Сколько я помню, мне было 17—18 лет, когда я увидел выставленные в музее иконы.
Я любил тогда, да и сейчас продолжаю любить, Венецианова и Федотова, Левитана, Серова и Врубеля, Сомова и Серебрякову, Клода Моне, Матисса, Ван Гога... Все эти художники, как и другие, картины которых доставляли мне наслаждение, будили мысль, при всей разности своих манер, изображали жизнь, пускай давно ушедшую, пускай чужую, однако понятную, даже если это врубелевские «Пан» и «Демон», рожденные мифологией и литературой.
Что же до икон, то я никак не мог соотнести их с жизнью, хотя бы с той, какая существовала тысячелетия тому назад. Я не понимал этих писанных на досках темных картин, казавшихся мне одинаковыми, тогда как «Мадонну Литту» я конечно же отличал от «Сикстинской мадонны», знакомой мне по репродукциям. Происходило это оттого, я думаю, что я, во-первых, не знал содержания икон и, во-вторых, не имел понятия о тех художественных средствах, какими пользовались живописцы Древней Руси, то есть не понимал языка, на котором они обращались к своим современникам. Этим последним я вовсе не хочу сказать, что, лишь изучив, выражаясь фигурально, некий мертвый эстетический язык, можно постичь красоту и величие древнерусского искусства. Напротив, мне представляется, что современные знания и вкус нашего времени позволяют куда глубже понять древнюю икону или фреску, нежели это было доступно далеким предкам, которым мешали и религиозные верования и то немаловажное обстоятельство, что иконы с течением времени темнели, в видах благолепия закрывались почти целиком металлическими ризами.

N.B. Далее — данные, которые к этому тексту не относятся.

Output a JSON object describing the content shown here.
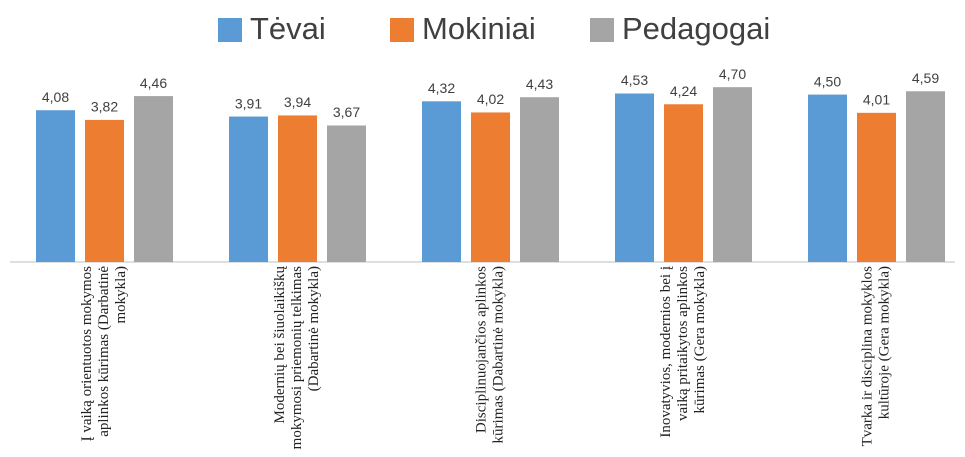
{
  "chart_data": {
    "type": "bar",
    "categories": [
      "Į vaiką orientuotos mokymos aplinkos kūrimas (Darbatinė mokykla)",
      "Modernių bei šiuolaikiškų mokymosi priemonių telkimas (Dabartinė mokykla)",
      "Disciplinuojančios aplinkos kūrimas (Dabartinė mokykla)",
      "Inovatyvios, modernios bei į vaiką pritaikytos aplinkos kūrimas (Gera mokykla)",
      "Tvarka ir disciplina mokyklos kultūroje (Gera mokykla)"
    ],
    "series": [
      {
        "name": "Tėvai",
        "color": "#5b9bd5",
        "values": [
          4.08,
          3.91,
          4.32,
          4.53,
          4.5
        ],
        "value_labels": [
          "4,08",
          "3,91",
          "4,32",
          "4,53",
          "4,50"
        ]
      },
      {
        "name": "Mokiniai",
        "color": "#ed7d31",
        "values": [
          3.82,
          3.94,
          4.02,
          4.24,
          4.01
        ],
        "value_labels": [
          "3,82",
          "3,94",
          "4,02",
          "4,24",
          "4,01"
        ]
      },
      {
        "name": "Pedagogai",
        "color": "#a5a5a5",
        "values": [
          4.46,
          3.67,
          4.43,
          4.7,
          4.59
        ],
        "value_labels": [
          "4,46",
          "3,67",
          "4,43",
          "4,70",
          "4,59"
        ]
      }
    ],
    "ylim": [
      0,
      5
    ],
    "legend": "top"
  }
}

И если я сегодня испытываю наслаждение, к примеру, от знаменитого «Чуда Георгия о змие» новгородской школы, то я обязан этим и реставратору И. А. Баранову, в начале нашего века раскрывшему икону, то есть освободившему ее от образовавшегося в течение пяти столетий темного покрова; и всем тем историкам и искусствоведам, кто писал о Георгии-воине и тех обстоятельствах, благодаря которым едва ли не легендарный римский офицер, будто бы жкзший в начале нашей эры в Малой Азии и жестоко накзанный за приверженность к христианству, преобразился в юного, рыцарственного змееборца, одновременно покровителя земледельцев и воинов, получившего на Руси народное признание и любовь.
Я приведу блестящее, на мой взгляд, толкование этого прекрасного произведения древнего русского искусства, принадлежащее М. В. Алпатову.
«Красный плащ Георгия — это традиционный атрибут мученика, пролившего свою кровь,— пишет Алпатов.— ...Но красный плащ развевается в иконе, как алое знамя, трепещет, как огненное пламя,— он наглядно выражает «пламенную страсть» героя, и по контрасту к плащу белый конь выглядит как символ его душевной чистоты. Вместе с тем своим силуэтом всадник сливается со знаменем, и оттого фигура его кажется как бы окрыленной».
Алпатов замечает, что щит Георгия, украшенный человеческой маской, похожей на солнечный диск, быть может, является отголоском солярных, то есть связанных с культом солнца, представлений о Георгии, сказавшихся и в следующих словах народных стихов о нем: «Во лбу красно солнце».
Главное же достоинство иконы, благодаря чему она остается дорогой и близкой нам, я думаю, никто не определил с такой ясностью, как Алпатов.
«Георгий представлен не как покоривший змия и заслуживающий за это поклонения триумфатор,— пишет он,— не как защитник, к помощи которого люди прибегают в трудную минуту. Он вырисовывается прежде всего как пример, достойный подражания, и в этом можно видеть признаки высоких представлений о достоинстве человека русских народных мастеров».
Человечность, удивительно ясный взгляд на мир, выраженные и в самой трактовке персонажей многих икон, и в соразмерности их частей, в изяществе линий, в гармоничности цвета,— отличительная черта древнего и великого искусства русской иконописи.